The research led by Bond University Professor of Management Ahmad Siddiquei found project managers with a good sense of humour are more likely to inspire workers to achieve creative goals.
The findings come from a survey of 165 workers in 45 construction teams in China where employees face tight schedules, high stress, safety concerns, and poor work-life balance.
Dr Siddiquei said the country is home to the world’s largest construction industry, valued at US$1049 billion and growing at 5 percent annually.
“It’s also a sector that contributed 25.7 percent to the country’s GDP in 2021 alone and it’s a place where innovation is not just a buzzword, but a necessity to navigate the challenges of rapid urbanisation,” he said.
“The research reveals the delicate balance project managers must strike between meeting deadlines and fostering an atmosphere where creative risks and radical ideas are welcome.
“It argues that a leader’s sense of humour is a social cue, encouraging workers to think outside the box without fearing consequences.
“The findings are clear – humour in construction is more than just a punchline; it is a catalyst for creativity.”
Dr Siddiquei said in an industry known for its challenges - including bullying, skilled labour shortages and environmental concerns - humour was as a powerful tool.
“Leaders are urged to embrace a good laugh and cultivate strong interpersonal skills to inspire their teams,” he said.

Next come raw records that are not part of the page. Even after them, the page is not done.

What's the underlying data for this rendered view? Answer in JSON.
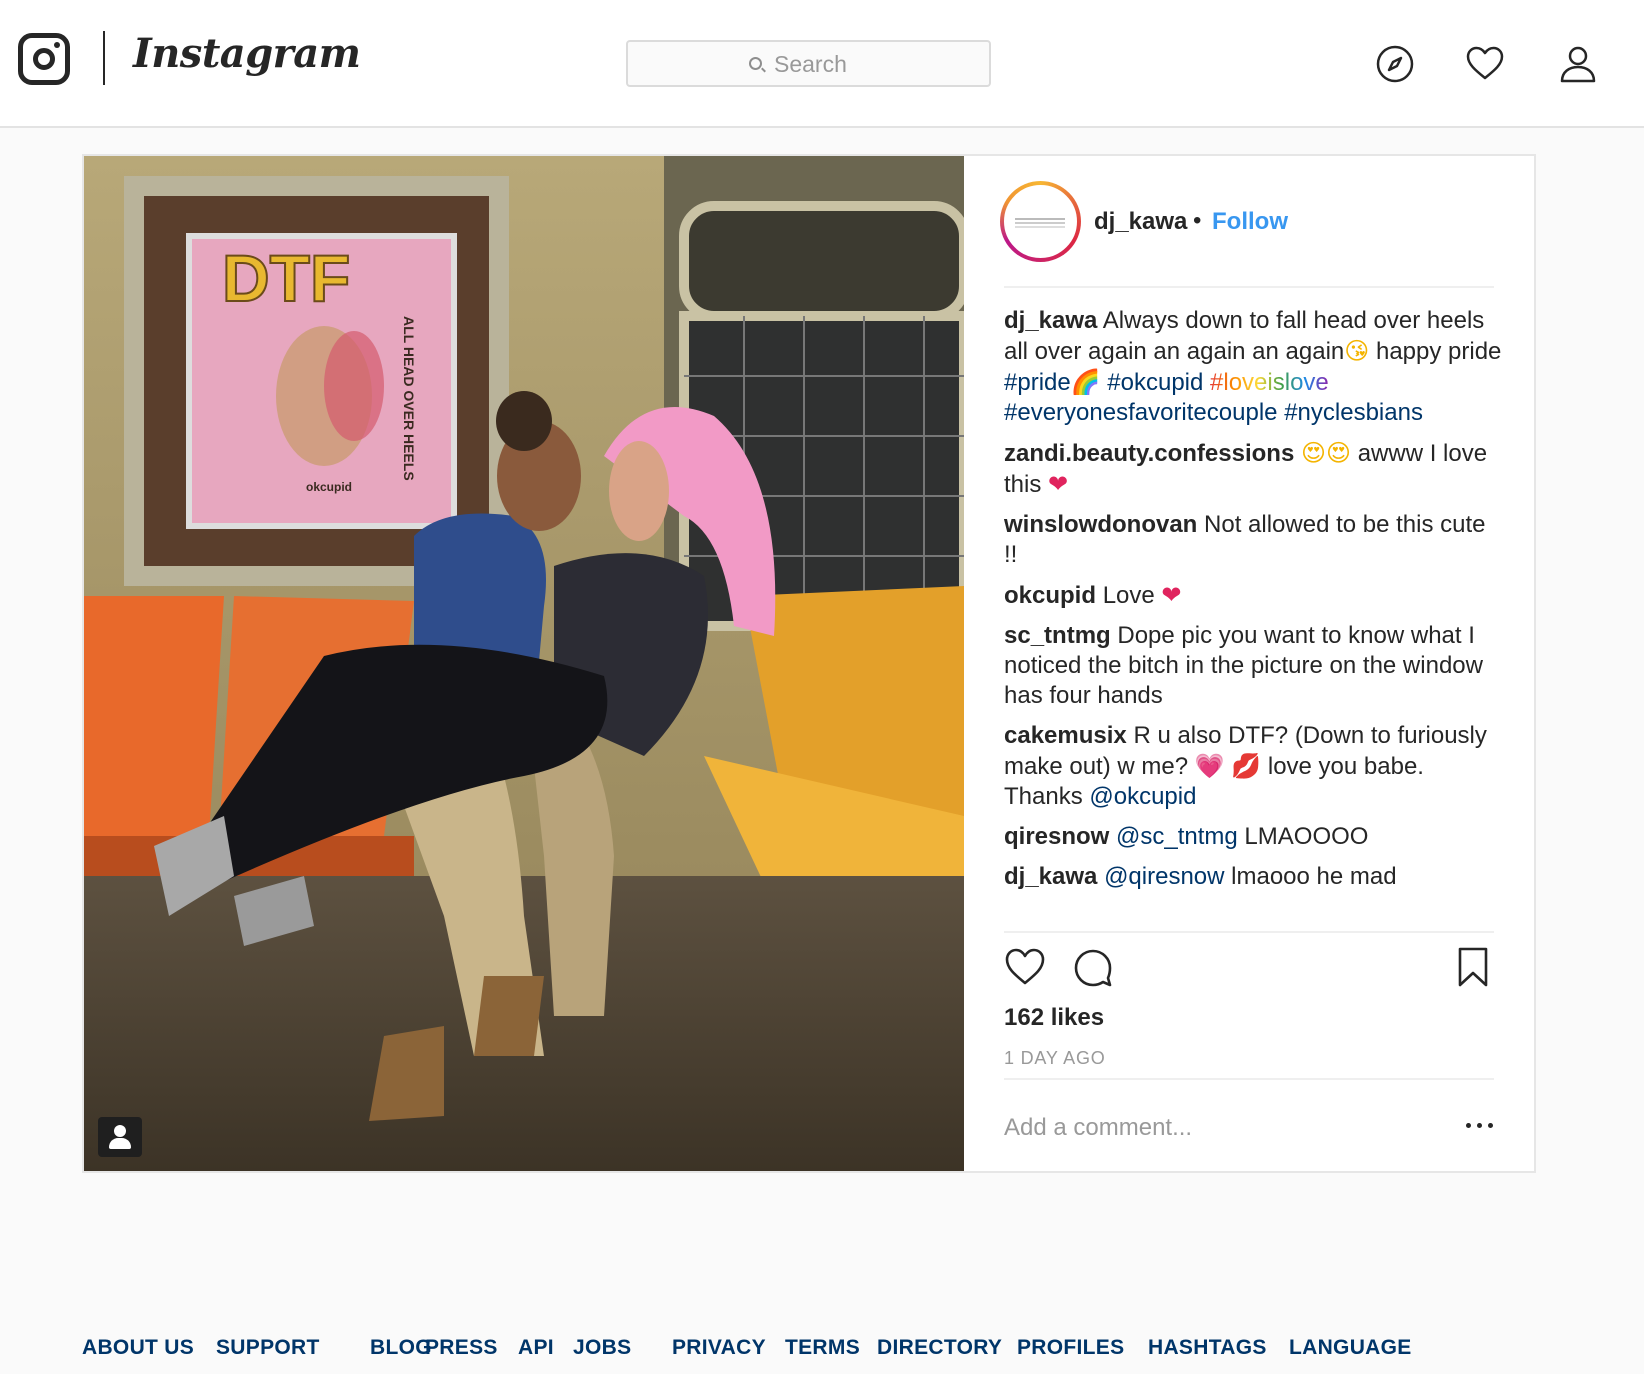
{
  "header": {
    "brand": "Instagram",
    "search_placeholder": "Search"
  },
  "post": {
    "author": "dj_kawa",
    "separator": "•",
    "follow_label": "Follow",
    "comments": [
      {
        "user": "dj_kawa",
        "parts": [
          {
            "t": "text",
            "v": "Always down to fall head over heels all over again an again an again"
          },
          {
            "t": "emoji",
            "v": "😘",
            "c": "gold"
          },
          {
            "t": "text",
            "v": " happy pride "
          },
          {
            "t": "tag",
            "v": "#pride"
          },
          {
            "t": "emoji",
            "v": "🌈",
            "c": "pink"
          },
          {
            "t": "text",
            "v": " "
          },
          {
            "t": "tag",
            "v": "#okcupid"
          },
          {
            "t": "text",
            "v": " "
          },
          {
            "t": "rainbow",
            "v": "#loveislove"
          },
          {
            "t": "text",
            "v": " "
          },
          {
            "t": "tag",
            "v": "#everyonesfavoritecouple"
          },
          {
            "t": "text",
            "v": " "
          },
          {
            "t": "tag",
            "v": "#nyclesbians"
          }
        ]
      },
      {
        "user": "zandi.beauty.confessions",
        "parts": [
          {
            "t": "emoji",
            "v": "😍",
            "c": "gold"
          },
          {
            "t": "emoji",
            "v": "😍",
            "c": "gold"
          },
          {
            "t": "text",
            "v": " awww I love this "
          },
          {
            "t": "emoji",
            "v": "❤",
            "c": "red"
          }
        ]
      },
      {
        "user": "winslowdonovan",
        "parts": [
          {
            "t": "text",
            "v": "Not allowed to be this cute !!"
          }
        ]
      },
      {
        "user": "okcupid",
        "parts": [
          {
            "t": "text",
            "v": "Love "
          },
          {
            "t": "emoji",
            "v": "❤",
            "c": "red"
          }
        ]
      },
      {
        "user": "sc_tntmg",
        "parts": [
          {
            "t": "text",
            "v": "Dope pic you want to know what I noticed the bitch in the picture on the window has four hands"
          }
        ]
      },
      {
        "user": "cakemusix",
        "parts": [
          {
            "t": "text",
            "v": "R u also DTF? (Down to furiously make out) w me? "
          },
          {
            "t": "emoji",
            "v": "💗",
            "c": "pink"
          },
          {
            "t": "text",
            "v": " "
          },
          {
            "t": "emoji",
            "v": "💋",
            "c": "red"
          },
          {
            "t": "text",
            "v": " love you babe. Thanks "
          },
          {
            "t": "tag",
            "v": "@okcupid"
          }
        ]
      },
      {
        "user": "qiresnow",
        "parts": [
          {
            "t": "tag",
            "v": "@sc_tntmg"
          },
          {
            "t": "text",
            "v": " LMAOOOO"
          }
        ]
      },
      {
        "user": "dj_kawa",
        "parts": [
          {
            "t": "tag",
            "v": "@qiresnow"
          },
          {
            "t": "text",
            "v": " lmaooo he mad"
          }
        ]
      }
    ],
    "likes": "162 likes",
    "timestamp": "1 DAY AGO",
    "add_comment_placeholder": "Add a comment..."
  },
  "poster": {
    "headline": "DTF",
    "side_text": "ALL HEAD OVER HEELS",
    "brand": "okcupid"
  },
  "footer": {
    "links": [
      "ABOUT US",
      "SUPPORT",
      "BLOG",
      "PRESS",
      "API",
      "JOBS",
      "PRIVACY",
      "TERMS",
      "DIRECTORY",
      "PROFILES",
      "HASHTAGS",
      "LANGUAGE"
    ]
  },
  "colors": {
    "link": "#003569",
    "follow": "#3897f0",
    "background": "#fafafa"
  }
}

“While laughter is sometimes viewed as disruptive or even threatening on construction sites, the research suggests that it can positively reduce conflict and improve decision-making during project team meetings,” he said.
The study’s three key takeaways for the construction industry: project managers should embrace humour; leaders need strong interpersonal skills; and workplaces should foster an environment that welcomes bold ideas and open communication.

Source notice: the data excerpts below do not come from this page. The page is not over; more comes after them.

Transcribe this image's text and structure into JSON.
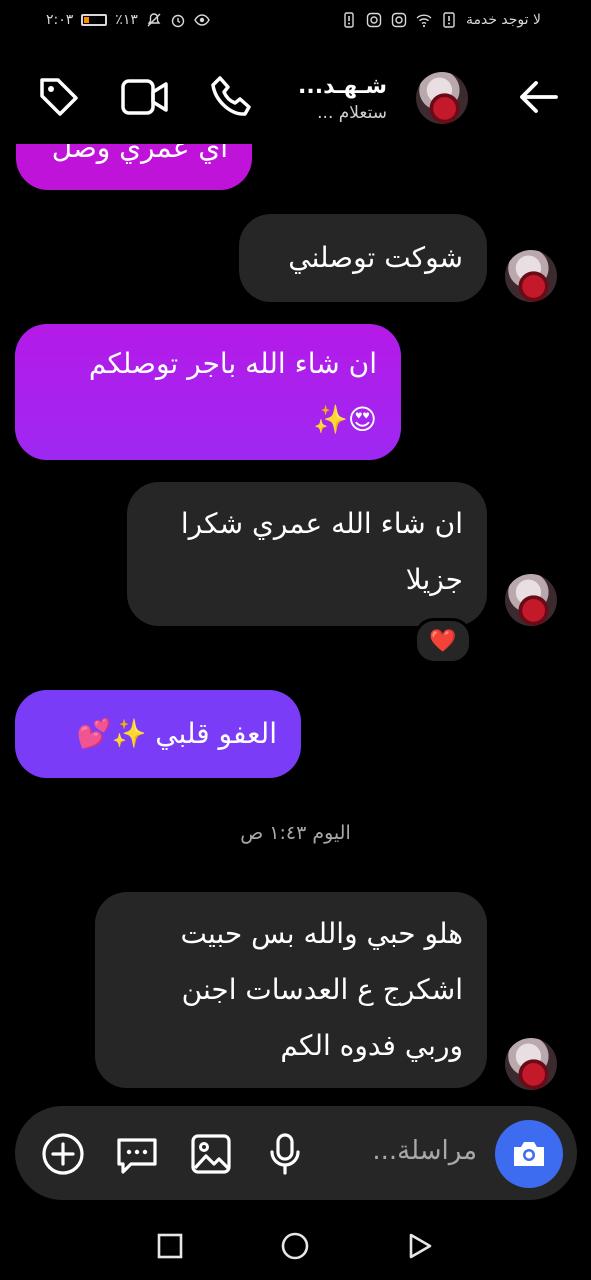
{
  "status_bar": {
    "carrier": "لا توجد خدمة",
    "time": "٢:٠٣",
    "battery": "٪١٣",
    "battery_level": 0.13
  },
  "header": {
    "name": "شـهـد...",
    "status": "ستعلام ..."
  },
  "messages": [
    {
      "text": "اي عمري وصل",
      "side": "out",
      "color": "#c013d9"
    },
    {
      "text": "شوكت توصلني",
      "side": "in"
    },
    {
      "line1": "ان شاء الله باجر توصلكم",
      "line2": "😍✨",
      "side": "out",
      "color": "#b11ef0"
    },
    {
      "line1": "ان شاء الله عمري شكرا",
      "line2": "جزيلا",
      "side": "in",
      "reaction": "❤️"
    },
    {
      "text": "العفو قلبي ✨💕",
      "side": "out",
      "color": "#7b3cf7"
    },
    {
      "line1": "هلو حبي والله بس حبيت",
      "line2": "اشكرج ع العدسات اجنن",
      "line3": "وربي فدوه الكم",
      "side": "in"
    }
  ],
  "timestamp": "اليوم ١:٤٣ ص",
  "composer": {
    "placeholder": "مراسلة..."
  },
  "icons": [
    "back-arrow-icon",
    "phone-icon",
    "video-icon",
    "tag-icon",
    "camera-icon",
    "microphone-icon",
    "gallery-icon",
    "sticker-icon",
    "plus-icon"
  ]
}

Additionally, humour is identified as a nurturing force for psychological safety, allowing workers to discuss problems and express opinions freely.
The research by Dr Siddiquei, of the Bond Business School, also challenges the traditional stoicism associated with construction projects and advocates for a lighter approach.
“Humour is a vital skill for anyone who wants to grab attention and convey profound or complicated ideas,” he said.